The survivors of the Francis
Spaight,
consisted of the Captain and ten men, six had died. The Captain had
been engaged in eating portions of the remains of the unfortunate
cabin boy when he was rescued. Upon their return to Limerick the
Captain and the crew were put on trial for murder and were
subsequently acquitted.
Spaight
soon sold his other ship and on January 7th, 1846, the other Francis
Spaight,
now owned by a Mr. Joseph Shepherd, ran aground in Table Bay, near
Capetown, and was wrecked with the loss of fifteen of the crew and
eight rescuers.
The
ship's owner, Francis Spaight, in a public appeal for the survivors
of the Atlantic shipwreck and the relatives of those that had
perished, wrote:
"It
is only necessary to state here that the surviving sufferers have
arrived in Limerick in a state of abject wretchedness, and some of
them are mutilated by the frost and otherwise rendered helpless, as
to be unable not only to obtain bread, but to labour for it during
the rest of their lives.
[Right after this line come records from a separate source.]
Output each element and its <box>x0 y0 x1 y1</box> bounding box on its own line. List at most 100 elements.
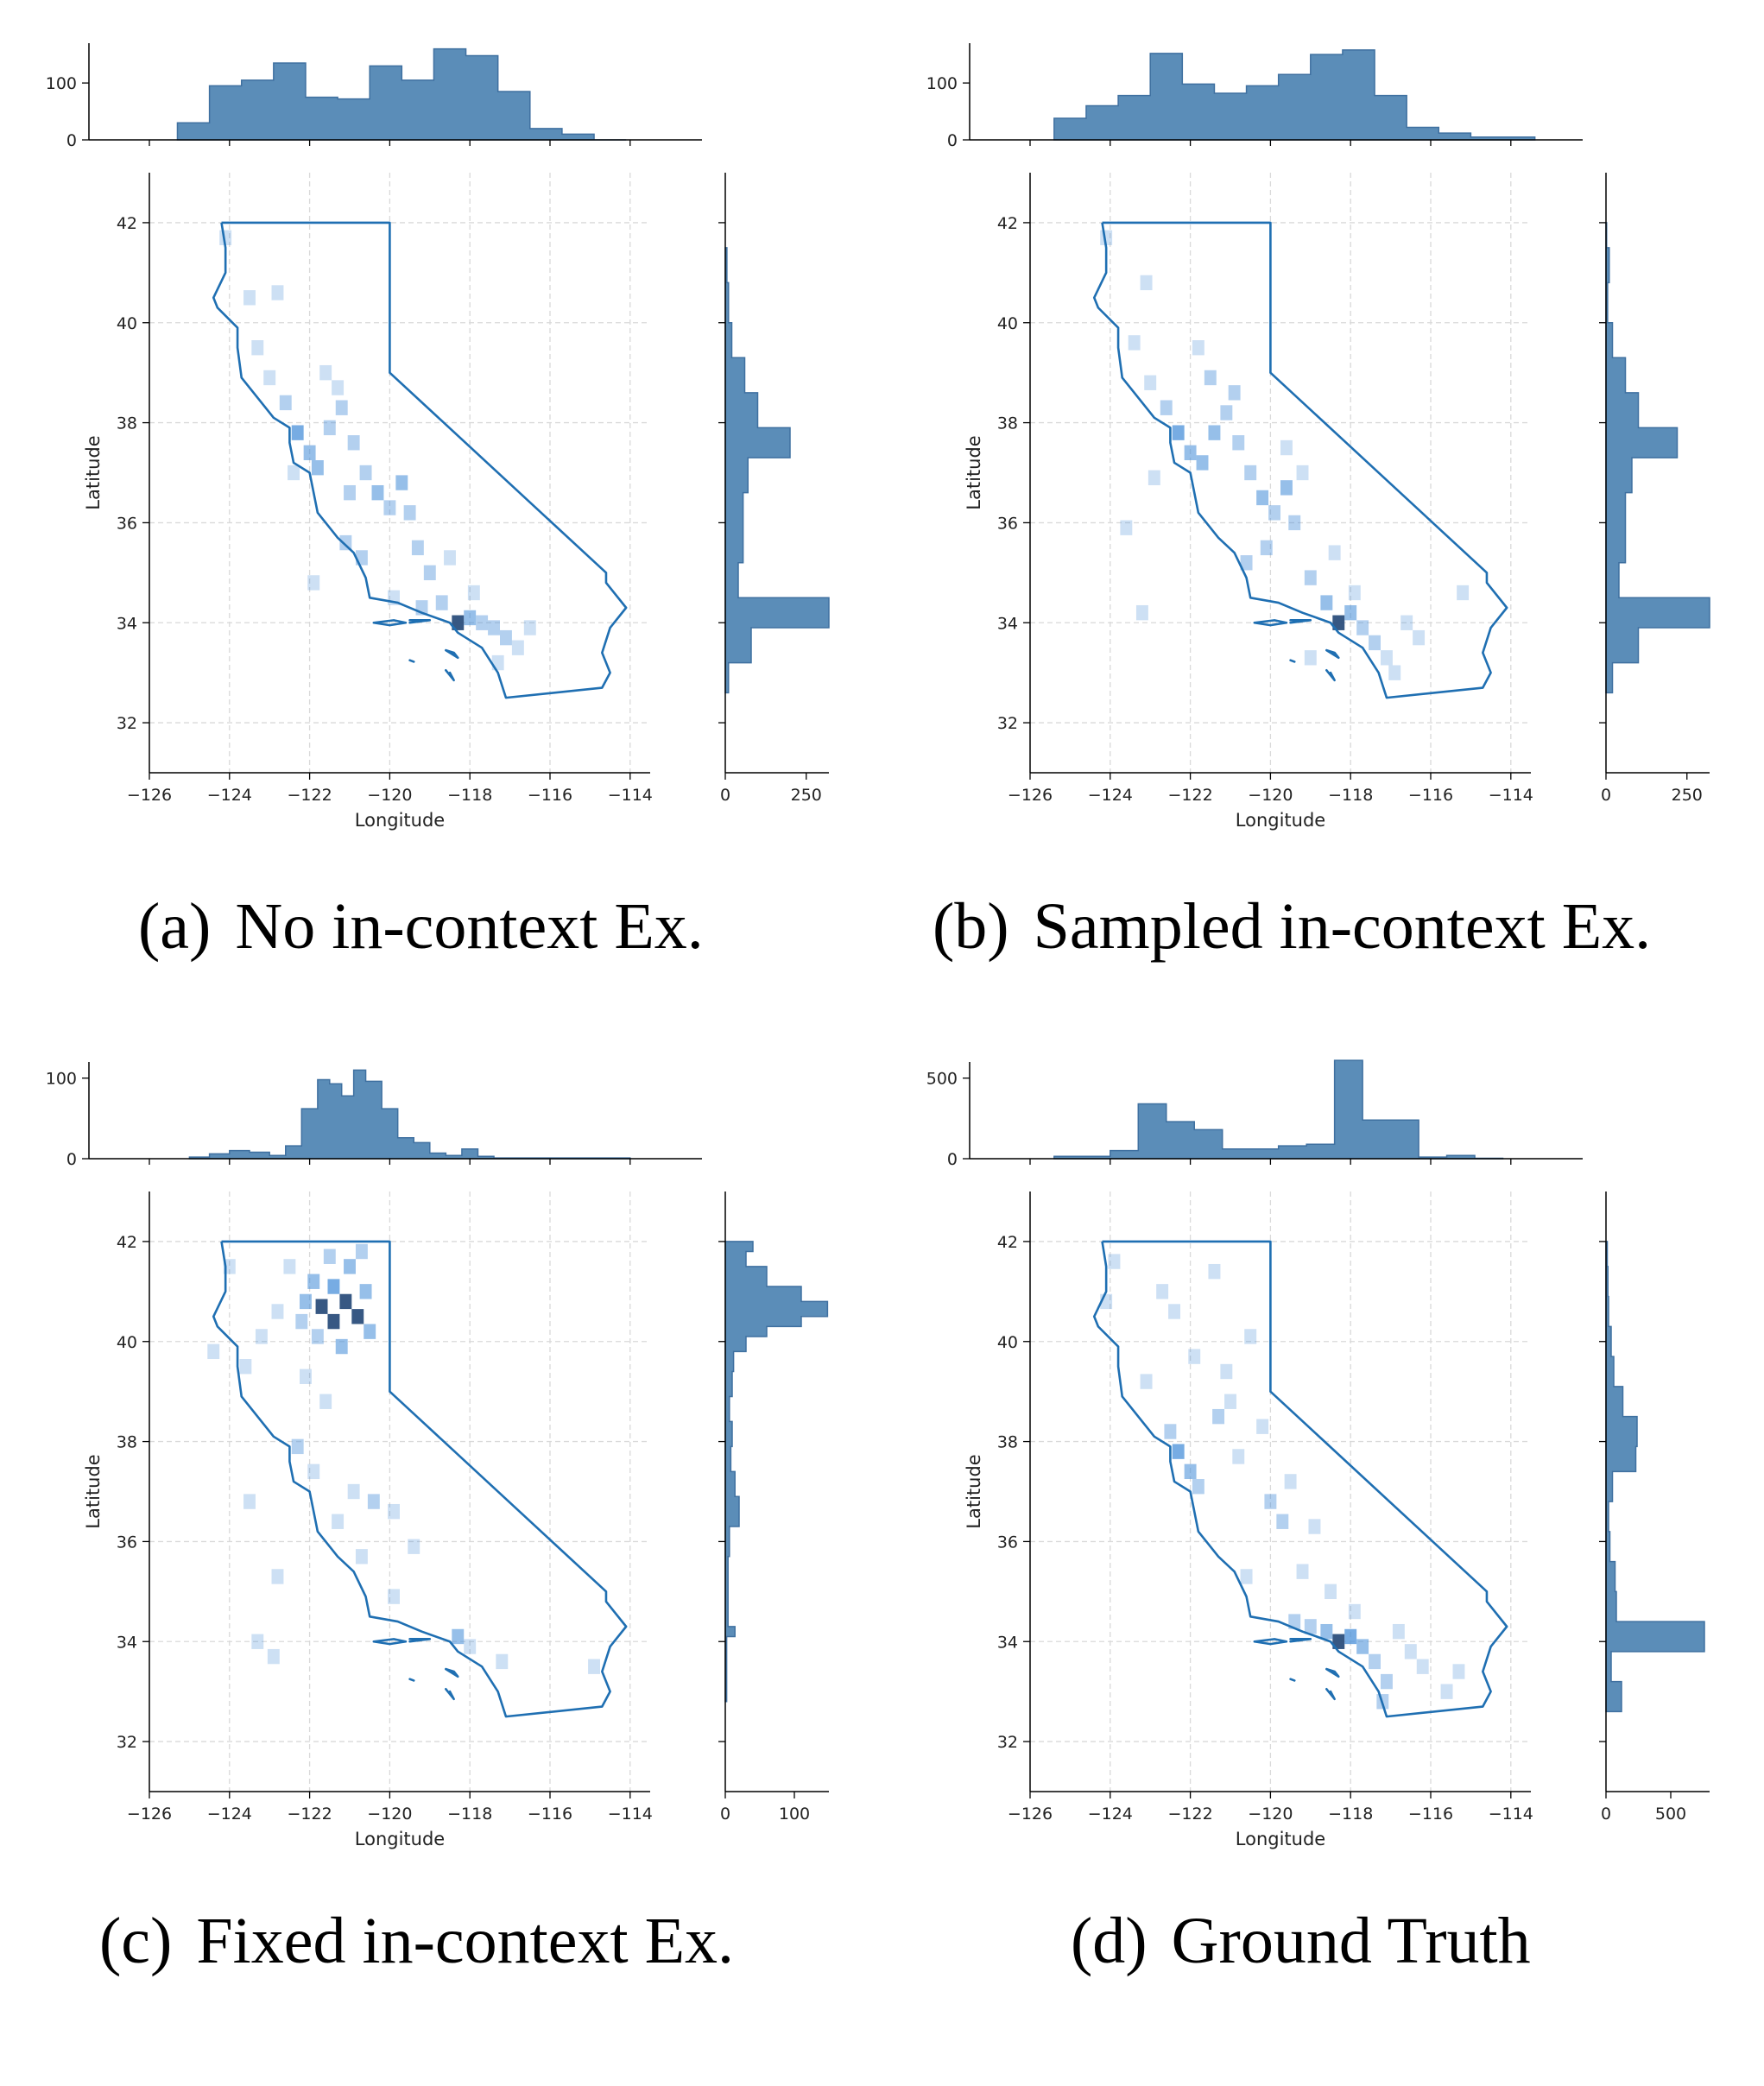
x-tick-label: −114 <box>608 1805 653 1824</box>
heat-cell <box>1413 629 1426 646</box>
x-tick-label: −122 <box>288 786 332 805</box>
caption-b-tag: (b) <box>933 890 1009 963</box>
heat-cell <box>1356 1639 1369 1654</box>
heat-cell <box>1276 1514 1289 1529</box>
heat-cell <box>383 500 396 515</box>
x-tick-label: −114 <box>1489 1805 1533 1824</box>
heat-cell <box>1244 465 1257 481</box>
heat-cell <box>355 1549 368 1564</box>
island-outline <box>1289 1678 1296 1682</box>
heat-cell <box>1280 439 1293 456</box>
island-outline <box>372 1638 408 1646</box>
heat-cell <box>452 1628 465 1645</box>
y-tick-label: 32 <box>997 1733 1018 1752</box>
right-histogram <box>724 247 830 694</box>
x-tick-label: −116 <box>528 1805 572 1824</box>
heat-cell <box>1348 585 1361 601</box>
x-tick-label: −116 <box>528 786 572 805</box>
heat-cell <box>303 445 316 461</box>
heat-cell <box>444 550 456 566</box>
heat-cell <box>307 1463 320 1480</box>
california-outline <box>1092 1240 1508 1718</box>
caption-a-tag: (a) <box>138 890 212 963</box>
heat-cell <box>291 1438 304 1455</box>
x-tick-label: −116 <box>1408 786 1453 805</box>
top-histogram <box>176 47 627 141</box>
x-tick-label: −114 <box>1489 786 1533 805</box>
heat-cell <box>1148 470 1160 485</box>
heat-cell <box>332 380 345 395</box>
top-hist-y-tick-label: 0 <box>947 131 958 150</box>
y-tick-label: 40 <box>997 314 1018 333</box>
heat-cell <box>1196 455 1209 471</box>
heat-cell <box>1160 400 1173 415</box>
heat-cell <box>1280 480 1293 496</box>
heat-cell <box>1381 650 1393 666</box>
x-tick-label: −126 <box>1008 786 1053 805</box>
heat-cell <box>271 1569 284 1584</box>
heat-cell <box>1304 650 1317 666</box>
caption-c-tag: (c) <box>99 1905 173 1977</box>
y-tick-label: 32 <box>997 714 1018 733</box>
caption-b-text: Sampled in-context Ex. <box>1033 890 1652 963</box>
heat-cell <box>1188 1349 1201 1364</box>
y-tick-label: 42 <box>117 214 137 233</box>
heat-cell <box>351 1309 364 1324</box>
heat-cell <box>388 1589 400 1604</box>
chart-panel-c: −126 −124 −122 −120 −118 −116 −114 32 34 36 38 40 42… <box>0 1019 872 1891</box>
top-hist-y-tick-label: 0 <box>66 1150 77 1169</box>
heat-cell <box>295 1313 308 1330</box>
heat-cell <box>1128 335 1141 351</box>
heat-cell <box>1108 1254 1121 1269</box>
y-axis-label: Latitude <box>83 435 104 509</box>
heat-cell <box>1392 1623 1405 1640</box>
x-tick-label: −120 <box>1248 786 1293 805</box>
top-histogram <box>1053 49 1536 141</box>
heat-cell <box>311 460 324 476</box>
heat-cell <box>423 565 436 581</box>
heat-cell <box>327 1279 340 1294</box>
heat-cell <box>1348 1603 1361 1620</box>
x-tick-label: −116 <box>1408 1805 1453 1824</box>
right-histogram <box>1605 222 1710 694</box>
heat-cell <box>315 1299 328 1314</box>
heat-cell <box>464 610 477 626</box>
right-hist-x-tick-label: 0 <box>720 786 730 805</box>
x-tick-label: −120 <box>367 786 412 805</box>
heat-cell <box>1288 1614 1301 1629</box>
x-tick-label: −124 <box>1088 786 1133 805</box>
y-tick-label: 36 <box>117 514 137 533</box>
x-tick-label: −126 <box>1008 1805 1053 1824</box>
heat-cell <box>1232 1449 1245 1464</box>
heat-cell <box>1296 465 1309 481</box>
heat-cell <box>1325 1583 1337 1600</box>
heat-cell <box>300 1293 312 1310</box>
right-hist-x-tick-label: 250 <box>791 786 822 805</box>
x-tick-label: −122 <box>288 1805 332 1824</box>
x-tick-label: −124 <box>1088 1805 1133 1824</box>
heat-cell <box>1457 585 1470 601</box>
x-tick-label: −126 <box>127 1805 172 1824</box>
heat-cell <box>1320 595 1333 610</box>
heat-cell <box>1240 555 1253 571</box>
heat-cell <box>1400 615 1413 630</box>
heat-cell <box>332 1514 345 1529</box>
heat-cell <box>243 290 256 306</box>
heat-cell <box>1192 1479 1204 1495</box>
x-tick-label: −114 <box>608 786 653 805</box>
x-tick-label: −118 <box>447 786 492 805</box>
x-tick-label: −120 <box>367 1805 412 1824</box>
heat-cell <box>323 1248 336 1264</box>
heat-cell <box>1244 1329 1257 1344</box>
heat-cell <box>1172 425 1185 440</box>
island-outline <box>372 619 408 627</box>
heat-cell <box>411 540 424 556</box>
heat-cell <box>1332 1634 1345 1649</box>
island-outline <box>408 619 432 624</box>
x-tick-label: −120 <box>1248 1805 1293 1824</box>
y-tick-label: 32 <box>117 1733 137 1752</box>
heat-cell <box>1320 1623 1333 1640</box>
heat-cell <box>435 595 448 610</box>
x-tick-label: −126 <box>127 786 172 805</box>
heat-cell <box>243 1494 256 1509</box>
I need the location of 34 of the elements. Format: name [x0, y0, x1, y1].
Without food, without clothing, and without
hope, unless from the present appeal, they and the families of their
deceased shipmates, implore the bounty of the citizens".
Francis
Spaight, merchant prince, ship-owner, town councillor and magistrate,
generously gave 10 of his own money to the fund. Jack London, in
1908, retold the story of the unfortunate Patrick O'Brien, in his
story: "The Francis Spaight, a true tale retold", published by
McMillan in "When God laughs and other stories" (1911).